Termo de Consentimento Livre e Esclarecido: Modelo e Guia
O termo de consentimento livre e esclarecido (TCLE) é o documento em que o paciente, depois de receber informações claras sobre um procedimento, autoriza ou recusa a sua realização. Ele formaliza a decisão e comprova que o médico explicou riscos, benefícios e alternativas. Não é uma formalidade burocrática: é a prova escrita de uma conversa que já deveria existir.
Termo de consentimento livre e esclarecido é o registro da manifestação de vontade do paciente após ser informado, em linguagem acessível, sobre a natureza, os riscos, os benefícios e as alternativas de um procedimento diagnóstico ou terapêutico. A decisão precisa ser voluntária, sem coação, e tomada por alguém capaz de compreendê-la.
A base não é uma invenção recente.
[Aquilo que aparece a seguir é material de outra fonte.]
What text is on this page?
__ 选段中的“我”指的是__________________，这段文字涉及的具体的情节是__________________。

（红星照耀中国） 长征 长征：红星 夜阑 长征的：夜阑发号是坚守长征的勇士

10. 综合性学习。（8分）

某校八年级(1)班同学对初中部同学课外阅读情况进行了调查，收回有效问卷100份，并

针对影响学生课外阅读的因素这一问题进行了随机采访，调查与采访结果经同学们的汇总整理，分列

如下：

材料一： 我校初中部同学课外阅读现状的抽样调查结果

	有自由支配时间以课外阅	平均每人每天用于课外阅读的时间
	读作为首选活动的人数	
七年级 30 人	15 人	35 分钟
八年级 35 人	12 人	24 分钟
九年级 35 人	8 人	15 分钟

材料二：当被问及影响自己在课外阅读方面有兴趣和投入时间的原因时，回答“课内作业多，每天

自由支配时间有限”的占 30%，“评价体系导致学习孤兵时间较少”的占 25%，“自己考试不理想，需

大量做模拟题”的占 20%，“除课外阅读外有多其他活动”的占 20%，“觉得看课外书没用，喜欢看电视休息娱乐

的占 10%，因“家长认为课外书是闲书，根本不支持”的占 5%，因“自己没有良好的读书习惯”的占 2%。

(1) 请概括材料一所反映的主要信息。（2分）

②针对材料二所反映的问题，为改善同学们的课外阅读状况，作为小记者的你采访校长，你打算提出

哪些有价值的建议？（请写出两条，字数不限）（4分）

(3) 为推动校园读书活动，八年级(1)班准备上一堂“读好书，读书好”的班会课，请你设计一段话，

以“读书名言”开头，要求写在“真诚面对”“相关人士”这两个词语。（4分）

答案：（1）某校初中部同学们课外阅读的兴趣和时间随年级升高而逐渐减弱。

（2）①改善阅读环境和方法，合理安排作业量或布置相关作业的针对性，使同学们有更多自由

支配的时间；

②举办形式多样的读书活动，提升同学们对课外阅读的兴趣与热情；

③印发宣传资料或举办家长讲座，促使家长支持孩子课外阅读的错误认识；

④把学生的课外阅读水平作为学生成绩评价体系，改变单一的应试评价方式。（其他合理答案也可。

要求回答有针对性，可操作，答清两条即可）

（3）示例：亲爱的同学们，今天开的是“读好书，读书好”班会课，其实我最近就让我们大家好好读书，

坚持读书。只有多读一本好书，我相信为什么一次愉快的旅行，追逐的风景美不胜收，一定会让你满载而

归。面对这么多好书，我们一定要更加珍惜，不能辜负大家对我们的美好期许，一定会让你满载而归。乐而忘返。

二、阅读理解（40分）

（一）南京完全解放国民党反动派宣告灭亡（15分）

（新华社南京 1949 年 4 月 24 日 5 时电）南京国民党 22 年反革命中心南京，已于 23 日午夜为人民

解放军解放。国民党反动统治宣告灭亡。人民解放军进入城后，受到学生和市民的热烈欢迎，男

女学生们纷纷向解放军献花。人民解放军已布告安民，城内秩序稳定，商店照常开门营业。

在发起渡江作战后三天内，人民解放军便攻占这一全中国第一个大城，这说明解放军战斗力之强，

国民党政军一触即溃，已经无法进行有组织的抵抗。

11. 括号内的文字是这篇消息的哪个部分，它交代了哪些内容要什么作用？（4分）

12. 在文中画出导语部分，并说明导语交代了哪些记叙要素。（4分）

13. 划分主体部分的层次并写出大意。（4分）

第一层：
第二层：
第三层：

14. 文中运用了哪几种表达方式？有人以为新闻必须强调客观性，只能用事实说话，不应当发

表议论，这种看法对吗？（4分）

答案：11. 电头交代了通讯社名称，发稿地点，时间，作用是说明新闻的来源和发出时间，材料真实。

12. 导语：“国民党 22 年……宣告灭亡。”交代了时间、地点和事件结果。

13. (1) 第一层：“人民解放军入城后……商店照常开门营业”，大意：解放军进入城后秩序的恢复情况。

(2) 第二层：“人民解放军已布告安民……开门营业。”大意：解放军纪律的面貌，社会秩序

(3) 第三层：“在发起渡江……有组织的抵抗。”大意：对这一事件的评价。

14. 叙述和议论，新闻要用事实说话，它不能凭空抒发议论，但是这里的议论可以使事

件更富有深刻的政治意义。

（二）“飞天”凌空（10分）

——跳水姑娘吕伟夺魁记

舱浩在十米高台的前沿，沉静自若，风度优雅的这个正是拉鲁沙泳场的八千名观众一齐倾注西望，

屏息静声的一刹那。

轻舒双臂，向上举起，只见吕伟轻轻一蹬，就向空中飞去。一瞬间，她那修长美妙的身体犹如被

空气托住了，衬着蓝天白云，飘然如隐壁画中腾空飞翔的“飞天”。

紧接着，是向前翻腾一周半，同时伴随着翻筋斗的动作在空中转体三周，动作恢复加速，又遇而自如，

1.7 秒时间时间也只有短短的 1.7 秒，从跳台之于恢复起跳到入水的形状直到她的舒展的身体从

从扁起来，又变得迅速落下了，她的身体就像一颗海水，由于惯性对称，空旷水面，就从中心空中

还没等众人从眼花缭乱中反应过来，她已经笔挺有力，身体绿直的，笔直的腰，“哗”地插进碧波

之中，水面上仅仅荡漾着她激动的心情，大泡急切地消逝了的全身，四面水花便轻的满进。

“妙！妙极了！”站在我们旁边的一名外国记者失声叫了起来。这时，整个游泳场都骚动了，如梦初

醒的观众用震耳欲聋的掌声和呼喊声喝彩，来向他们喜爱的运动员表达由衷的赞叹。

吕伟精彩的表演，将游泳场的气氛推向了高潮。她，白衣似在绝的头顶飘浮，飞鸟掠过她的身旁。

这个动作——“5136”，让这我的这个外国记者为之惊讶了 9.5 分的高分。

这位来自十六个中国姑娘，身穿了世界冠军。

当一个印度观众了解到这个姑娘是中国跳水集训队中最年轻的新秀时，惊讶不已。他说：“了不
A Recomendação CFM nº 1/2016 trata o consentimento como processo de diálogo, não como assinatura isolada. O Código de Ética Médica, aprovado pela Resolução CFM nº 2.217/2018, reforça que o médico precisa esclarecer o paciente antes de qualquer conduta. Em pesquisa com seres humanos, a Resolução CNS nº 466/2012 torna o termo escrito obrigatório.

O que é o termo de consentimento livre e esclarecido?
O TCLE é o documento que materializa o consentimento informado, princípio central da relação médico-paciente. Ele parte de uma ideia simples: ninguém deve ser submetido a um procedimento sem entender o que vai acontecer e concordar com isso.
A palavra "livre" indica que a decisão não pode ser arrancada sob pressão, urgência fabricada ou troca de favores. "Esclarecido" significa que o paciente recebeu informação suficiente e em linguagem que ele compreende. Se faltar qualquer um desses dois pilares, o consentimento perde valor, mesmo com a assinatura no papel.
Vale separar dois contextos que costumam ser confundidos. Na assistência (consultas, cirurgias, exames), o consentimento é exigido sempre, mas o registro escrito é recomendado para procedimentos com risco relevante. Na pesquisa clínica, o termo escrito é obrigatório em todos os casos, conforme a Resolução CNS nº 466/2012. Misturar os dois leva a erro: nem todo atendimento precisa de papel assinado, e nenhuma pesquisa pode prescindir dele.
Quais itens um termo de consentimento precisa conter?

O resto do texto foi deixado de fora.